- Native name: Пётр Евстафьевич Гора
- Born: 28 December 1922 Svetilovka, Belogorsky District, Amur Oblast, RSFSR
- Died: 11 May 2002 (aged 79) Yekaterinburg, Sverdlovsk Oblast, Russia
- Allegiance: Soviet Union
- Branch: Red Army (Infantry) Ministry of Internal Affairs (MVD)
- Service years: 1941—1946 (Red Army) ?-? (MVD)
- Rank: Colonel
- Conflicts: World War II
- Awards: Hero of the Soviet Union

= Pyotr Gora =

Pyotr Evstafievich Gora (Пётр Евстафьевич Гора; 28 December 1922 – 11 May 2002) was a colonel of the Soviet Ministry of Internal Affairs, a participant of the Great Patriotic War, and a Hero of the Soviet Union (1943).

== Biography ==
Gora was born on 28 December 1922 in the village of Svetilovka (now in Belogorsky District, Amur Oblast) into a peasant family. He graduated from seven classes of junior high school, after which he worked as a driver at a machine-tractor station.

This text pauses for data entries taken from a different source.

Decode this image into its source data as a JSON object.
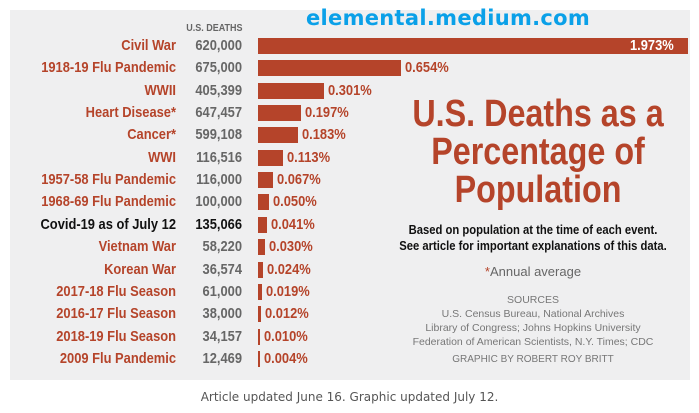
{
  "watermark": "elemental.medium.com",
  "chart_data": {
    "type": "bar",
    "orientation": "horizontal",
    "title": "U.S. Deaths as a Percentage of Population",
    "subtitle": "Based on population at the time of each event. See article for important explanations of this data.",
    "column_header": "U.S. DEATHS",
    "categories": [
      "Civil War",
      "1918-19 Flu Pandemic",
      "WWII",
      "Heart Disease*",
      "Cancer*",
      "WWI",
      "1957-58 Flu Pandemic",
      "1968-69 Flu Pandemic",
      "Covid-19 as of July 12",
      "Vietnam War",
      "Korean War",
      "2017-18 Flu Season",
      "2016-17 Flu Season",
      "2018-19 Flu Season",
      "2009 Flu Pandemic"
    ],
    "deaths": [
      "620,000",
      "675,000",
      "405,399",
      "647,457",
      "599,108",
      "116,516",
      "116,000",
      "100,000",
      "135,066",
      "58,220",
      "36,574",
      "61,000",
      "38,000",
      "34,157",
      "12,469"
    ],
    "values": [
      1.973,
      0.654,
      0.301,
      0.197,
      0.183,
      0.113,
      0.067,
      0.05,
      0.041,
      0.03,
      0.024,
      0.019,
      0.012,
      0.01,
      0.004
    ],
    "value_labels": [
      "1.973%",
      "0.654%",
      "0.301%",
      "0.197%",
      "0.183%",
      "0.113%",
      "0.067%",
      "0.050%",
      "0.041%",
      "0.030%",
      "0.024%",
      "0.019%",
      "0.012%",
      "0.010%",
      "0.004%"
    ],
    "highlight_index": 8,
    "colors": {
      "bar": "#b5442a",
      "label": "#b5442a",
      "highlight": "#111111",
      "background": "#efeff0"
    }
  },
  "title_lines": [
    "U.S. Deaths as a",
    "Percentage of",
    "Population"
  ],
  "subtitle_lines": [
    "Based on population at the time of each event.",
    "See article for important explanations of this data."
  ],
  "note_star": "*",
  "note": "Annual average",
  "sources_heading": "SOURCES",
  "sources": [
    "U.S. Census Bureau, National Archives",
    "Library of Congress; Johns Hopkins University",
    "Federation of American Scientists, N.Y. Times; CDC"
  ],
  "credit": "GRAPHIC BY ROBERT ROY BRITT",
  "caption": "Article updated June 16. Graphic updated July 12."
}
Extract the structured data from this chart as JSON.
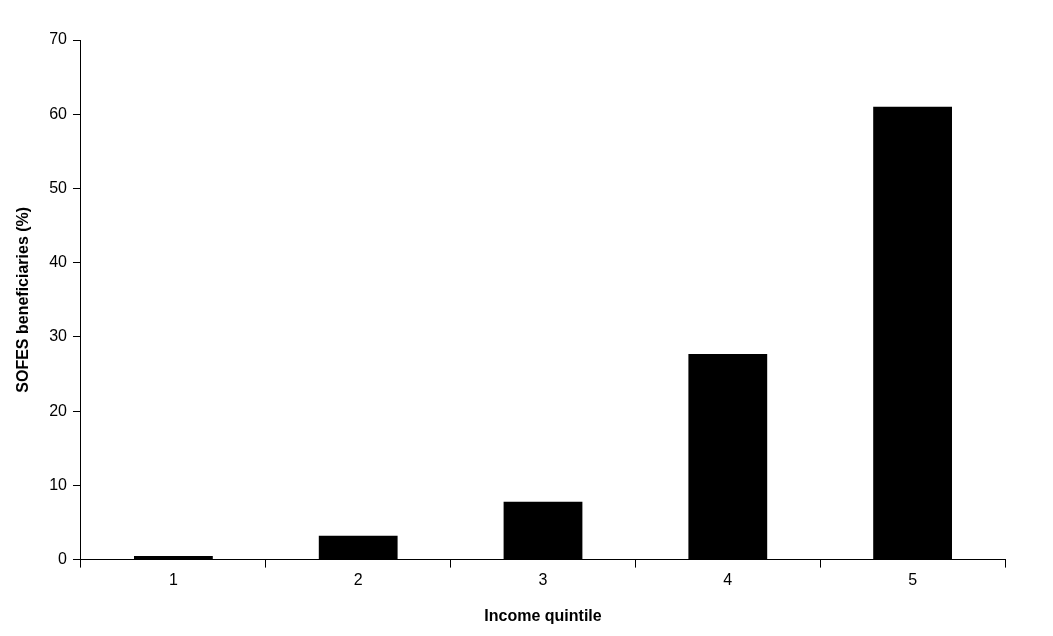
{
  "chart_data": {
    "type": "bar",
    "xlabel": "Income quintile",
    "ylabel": "SOFES beneficiaries (%)",
    "categories": [
      "1",
      "2",
      "3",
      "4",
      "5"
    ],
    "values": [
      0.5,
      3.2,
      7.8,
      27.7,
      61
    ],
    "color": "#000000",
    "ylim": [
      0,
      70
    ],
    "yticks": [
      0,
      10,
      20,
      30,
      40,
      50,
      60,
      70
    ],
    "grid": false,
    "legend": false
  }
}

In July 1941, Gora was drafted into military service with the Red Army by the Kuibyshev RVK of the Khabarovsk Krai. He served on the front line from 1 August 1942 as part of the 248th Separate Cadet Rifle Brigade. By order of the 248th Brigade № 4/n of 4 March 1943, Gora, then serving with the rank of sergeant as assistant platoon commander of the 3rd Rifle Battalion, was awarded the Medal "For Courage". During the offensive on the Kurs station, leading his battalion, he personally killed 10 enemy soldiers.

By September 1943, Senior Sergeant Pyotr Gora was assistant platoon commander of the 248th Cadet Rifle Brigade of the 60th Army of the Central Front. He distinguished himself during the battle of the Dnieper.

On 24 September 1943, Gora, with a group of fighters, was one of the first to cross the Dnieper near the village of Tolokun, Vyshhorod Raion of the Kiev Oblast of the Ukrainian SSR and captured an enemy trench. When the platoon leader was incapacitated, Gora took charge and repelled several enemy counterattacks. In hand-to-hand combat, he personally killed more than 10 enemy soldiers and officers. Gora was wounded in battle, but did not leave the battlefield.

By the decree of the Presidium of the Supreme Soviet of the Soviet Union of 17 October 1943 for "courage and heroism shown during the crossing of the Dnieper and holding a bridgehead on its right bank", Senior Sergeant Pyotr Gora was awarded the title of Hero of the Soviet Union with the award of the Order of Lenin and the Gold Star medal (number 2062).

In 1945, Gora graduated from the Kharkov Military-Political School of the Red Army. In 1946 he was transferred to the reserve. He worked in subdivisions of the Soviet Ministry of Internal Affairs (MVD) in Sverdlovsk. In 1954 he graduated from the Sverdlovsk Law Institute.

Gora retired from the MVD with the rank of colonel. He lived in Yekaterinburg, and died on 11 May 2002, and was buried at the Shirokorechenskoye Cemetery.

Gora was also awarded the Order of the Patriotic War of the 1st degree (1985) and "For Service to the Homeland in the Armed Forces of the USSR" of the 3rd degree, as well as a number of medals.